If the commission is abolished, tenants or landlords would have to file complaints in the District of Columbia Court of Appeals.
Tenants groups assert that the change in venue would create additional difficulties for many renters, citing concerns such as the need for attorneys, when tenants are currently able to represent themselves in hearings held by the commission. “It’s much more complex,” Rothschild said.
The Tenant Action Network estimates there are more than 100,000 rental units in the District which qualify for rent control.
“There’s a total erosion of low and moderate income housing in this city. We’re fighting for the bits and scraps that are still left,” Rothschild said.
City Councilmember Phil Mendelson (D-At-Large) said the commission is designed to make the enforcement of rent control laws as accessible as possible for renters.

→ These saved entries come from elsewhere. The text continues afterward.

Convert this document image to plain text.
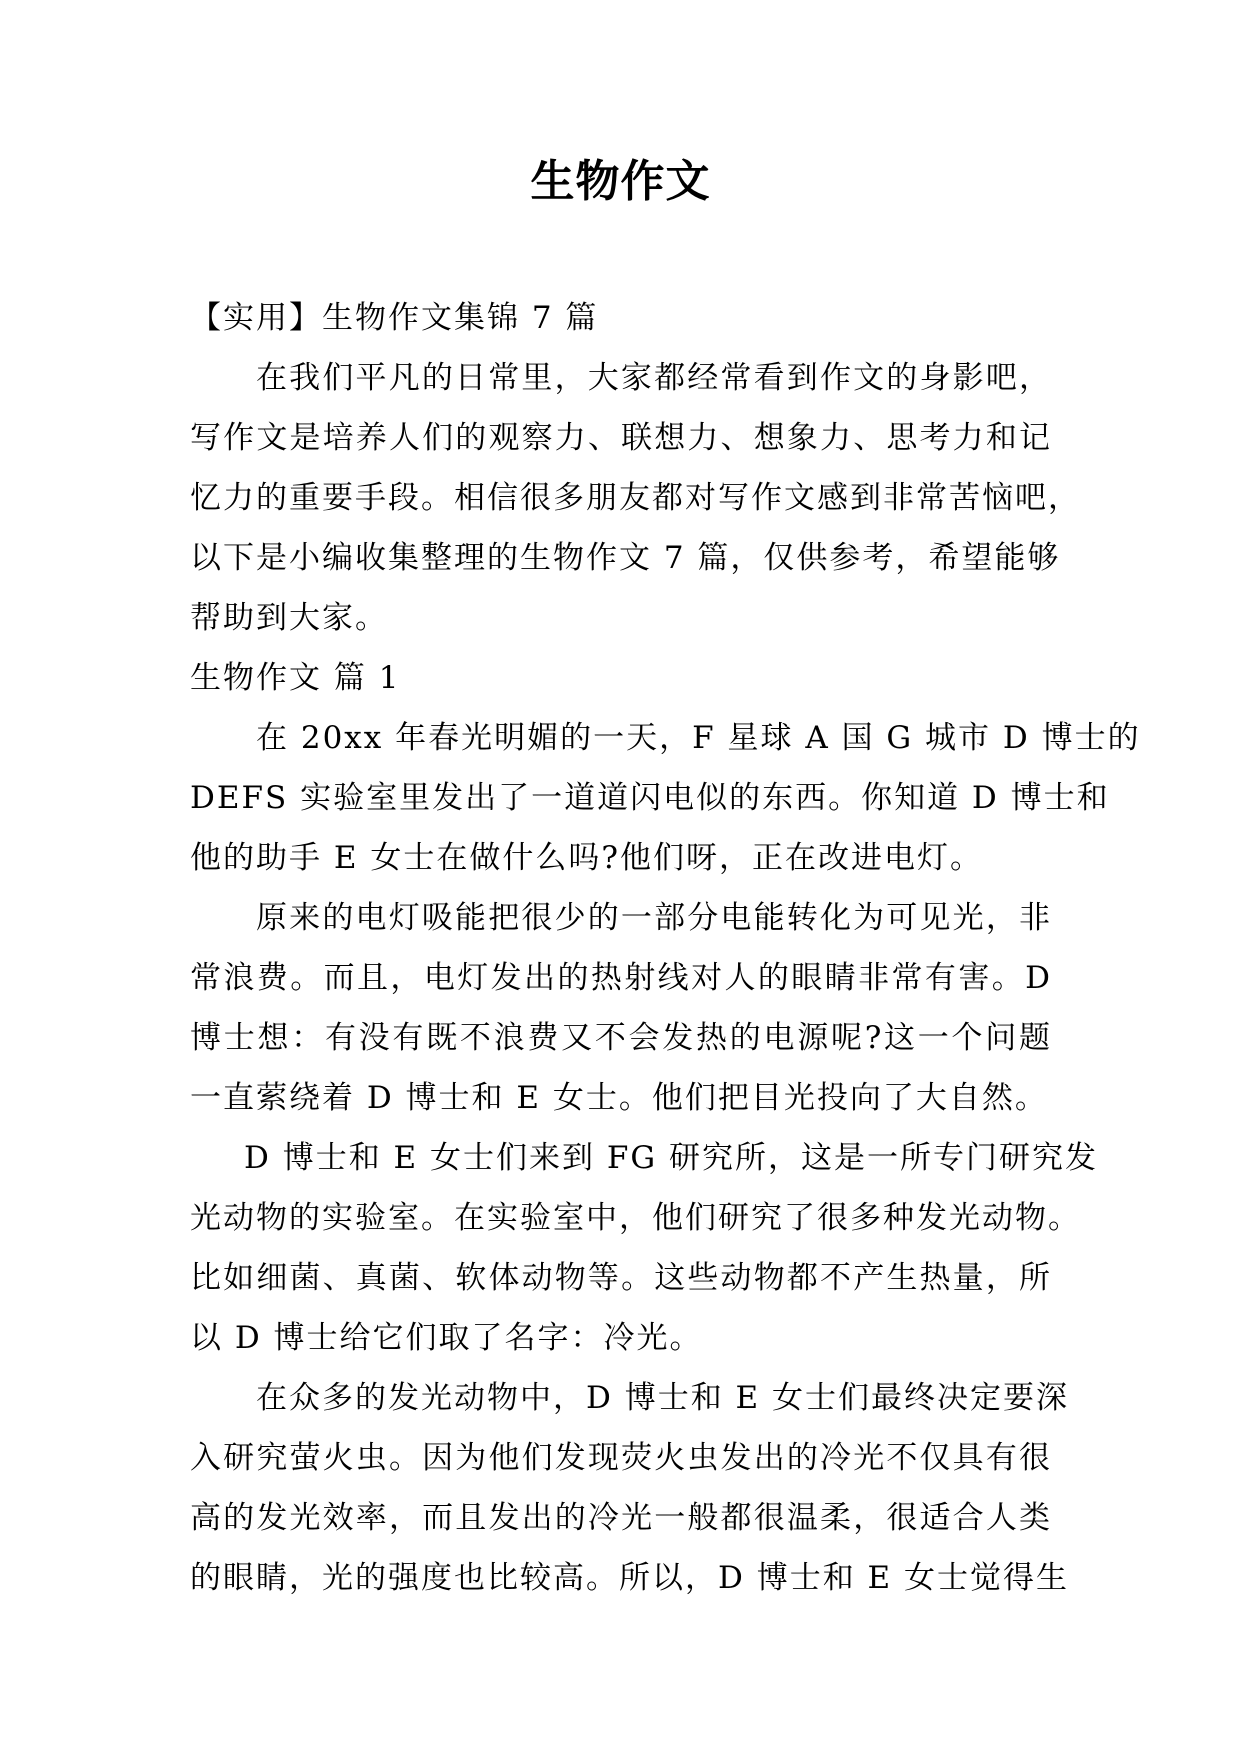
生物作文
【实用】生物作文集锦 7 篇
在我们平凡的日常里，大家都经常看到作文的身影吧，
写作文是培养人们的观察力、联想力、想象力、思考力和记
忆力的重要手段。相信很多朋友都对写作文感到非常苦恼吧，
以下是小编收集整理的生物作文 7 篇，仅供参考，希望能够
帮助到大家。
生物作文 篇 1
在 20xx 年春光明媚的一天，F 星球 A 国 G 城市 D 博士的
DEFS 实验室里发出了一道道闪电似的东西。你知道 D 博士和
他的助手 E 女士在做什么吗?他们呀，正在改进电灯。
原来的电灯吸能把很少的一部分电能转化为可见光，非
常浪费。而且，电灯发出的热射线对人的眼睛非常有害。D
博士想：有没有既不浪费又不会发热的电源呢?这一个问题
一直萦绕着 D 博士和 E 女士。他们把目光投向了大自然。
D 博士和 E 女士们来到 FG 研究所，这是一所专门研究发
光动物的实验室。在实验室中，他们研究了很多种发光动物。
比如细菌、真菌、软体动物等。这些动物都不产生热量，所
以 D 博士给它们取了名字：冷光。
在众多的发光动物中，D 博士和 E 女士们最终决定要深
入研究萤火虫。因为他们发现荧火虫发出的冷光不仅具有很
高的发光效率，而且发出的冷光一般都很温柔，很适合人类
的眼睛，光的强度也比较高。所以，D 博士和 E 女士觉得生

He added that many of the disputes “are “not so substantial that they lend themselves to obvious courtroom litigation.”
While Mendelson said the Apartment and Office Building Association has lobbied in favor of dismantling the rental commission, he expects it will be approved by the council.
A spokesman for AOBA did not return a call seeking comment.
Tony Bullock, a spokesman for the mayor, said the commission is only one of dozens of items being debated in the 2004 budget.
“This is not the first time someone has proposed to eliminate the Rental Housing Commission, it has come up before and with the full support of the chairman of the Committee on Consumer and Regulatory Affairs [Sharon Ambrose (D-Ward 6)],” Bullock said. “It’s her feeling and the mayor’s feeling that there is really no need for the commission. The functions of this commission should be transferred to DCRA staff and to the Superior Court, where things more move more quickly.”
Tenant organizations will try to use their momentum to encourage the council to strengthen rent control laws. Betty Sellers, a TAN member, said: “We truly hope the city council preserving the Rental Housing Commission is just the first step in fixing what’s wrong with the rent control law, closing loopholes.”